I’m stoked to say that I got word this evening that I’ve been accepted to be coached by Brian Stover of Accelerate3. He makes people go fast. I want to go fast. That’s that.
No weekly recaps because there is nothing to recap. For two weeks after Miami Man, I laid around, ate junk food, beat Call of Duty once (and am working a second time through), rested a lot, and got caught up on a lot of work. This week I’ve started running because I’m horrified as to how slow I might have become (the answer, not surprisingly, is very). But despite multiple Thanksgivings eaten and beers drank, I am now back within a pound or two of training weight… booya. In the meantime, I talked to a lot of coaches, all of whom had great things to say, and had a very hard time coming to a conclusion as to who would be best. I am confident that I made the right choice, and I’m glad I’ve been given the opportunity to train under Mr. Stover next year (and hopefully beyond).
So yea, I’m gonna go fast next year, because I’m gonna work really fucking hard. I’m pumped, and maybe a little scared. But that’s a good thing.
Science is about objective measurement, so it’s understandable that it has an innate bias for things that can be measured. It’s easy to put someone on a treadmill and read their vo2 max or take their blood sugar reading and say it’s low. It’s not possible to measure the mysterious workings of will. In Lore of Running, Dr. Tim Noakes promotes an alternate theory about how our bodies endure exercise. He believes that a central governor in the brain evaluates the athletic task and determines how many muscle fibers should be recruited.

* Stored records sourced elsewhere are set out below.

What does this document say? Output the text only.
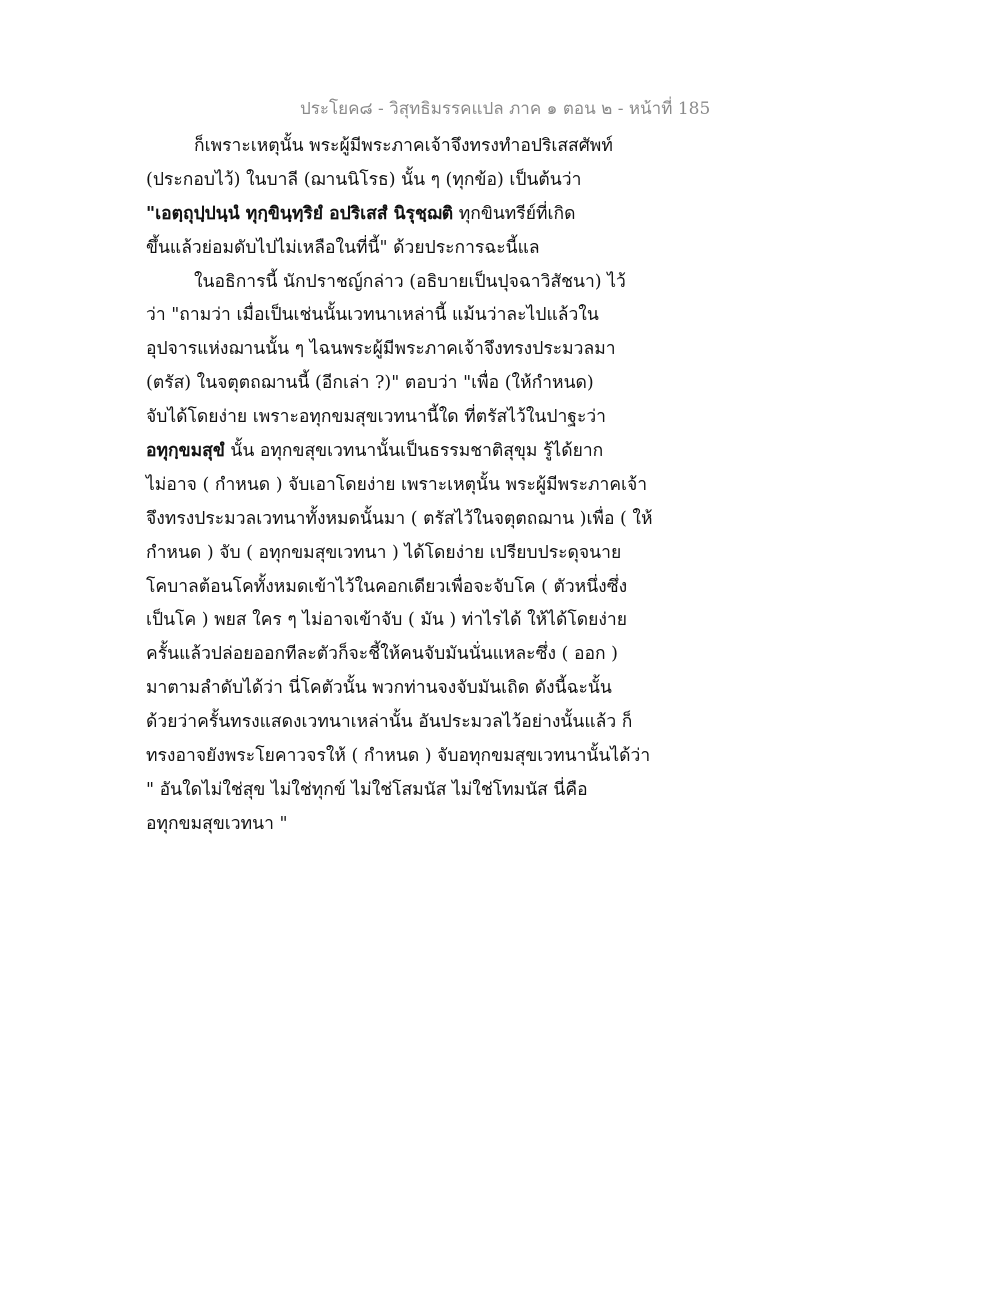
ประโยค๘ - วิสุทธิมรรคแปล ภาค ๑ ตอน ๒ - หน้าที่ 185
ก็เพราะเหตุนั้น พระผู้มีพระภาคเจ้าจึงทรงทำอปริเสสศัพท์
(ประกอบไว้) ในบาลี (ฌานนิโรธ) นั้น ๆ (ทุกข้อ) เป็นต้นว่า
"เอตฺถุปฺปนฺนํ ทุกฺขินฺทฺริยํ อปริเสสํ นิรุชฺฌติ ทุกขินทรีย์ที่เกิด
ขึ้นแล้วย่อมดับไปไม่เหลือในที่นี้" ด้วยประการฉะนี้แล
ในอธิการนี้ นักปราชญ์กล่าว (อธิบายเป็นปุจฉาวิสัชนา) ไว้
ว่า "ถามว่า เมื่อเป็นเช่นนั้นเวทนาเหล่านี้ แม้นว่าละไปแล้วใน
อุปจารแห่งฌานนั้น ๆ ไฉนพระผู้มีพระภาคเจ้าจึงทรงประมวลมา
(ตรัส) ในจตุตถฌานนี้ (อีกเล่า ?)" ตอบว่า "เพื่อ (ให้กำหนด)
จับได้โดยง่าย เพราะอทุกขมสุขเวทนานี้ใด ที่ตรัสไว้ในปาฐะว่า
อทุกฺขมสุขํ นั้น อทุกขสุขเวทนานั้นเป็นธรรมชาติสุขุม รู้ได้ยาก
ไม่อาจ ( กำหนด ) จับเอาโดยง่าย เพราะเหตุนั้น พระผู้มีพระภาคเจ้า
จึงทรงประมวลเวทนาทั้งหมดนั้นมา ( ตรัสไว้ในจตุตถฌาน )เพื่อ ( ให้
กำหนด ) จับ ( อทุกขมสุขเวทนา ) ได้โดยง่าย เปรียบประดุจนาย
โคบาลต้อนโคทั้งหมดเข้าไว้ในคอกเดียวเพื่อจะจับโค ( ตัวหนึ่งซึ่ง
เป็นโค ) พยส ใคร ๆ ไม่อาจเข้าจับ ( มัน ) ท่าไรได้ ให้ได้โดยง่าย
ครั้นแล้วปล่อยออกทีละตัวก็จะชี้ให้คนจับมันนั่นแหละซึ่ง ( ออก )
มาตามลำดับได้ว่า นี่โคตัวนั้น พวกท่านจงจับมันเถิด ดังนี้ฉะนั้น
ด้วยว่าครั้นทรงแสดงเวทนาเหล่านั้น อันประมวลไว้อย่างนั้นแล้ว ก็
ทรงอาจยังพระโยคาวจรให้ ( กำหนด ) จับอทุกขมสุขเวทนานั้นได้ว่า
" อันใดไม่ใช่สุข ไม่ใช่ทุกข์ ไม่ใช่โสมนัส ไม่ใช่โทมนัส นี่คือ
อทุกขมสุขเวทนา "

In the case of a run, the brain judges how far away the finish line is, compares it to past training runs, and sets a pace that, barring accidents, the body can maintain without injury. Push too hard, and the brain ramps up sensations of fatigue and pain, trying to fool you into slowing down. Once you understand this, you can reprogram yourself to go much faster. Noakes teaches us to stop giving credence to negative thoughts that are only related to how close we are to the finish line. — Eat & Run, Scott Jurek
Race plan is pretty simple. Have a nice conversation with my central governor about the distance that we’ll be racing, and
slowly but quickly and surely, approach the finish line(s), remarking how fast everything is going. Bendddddddddd the central governor, and push like fucking hell.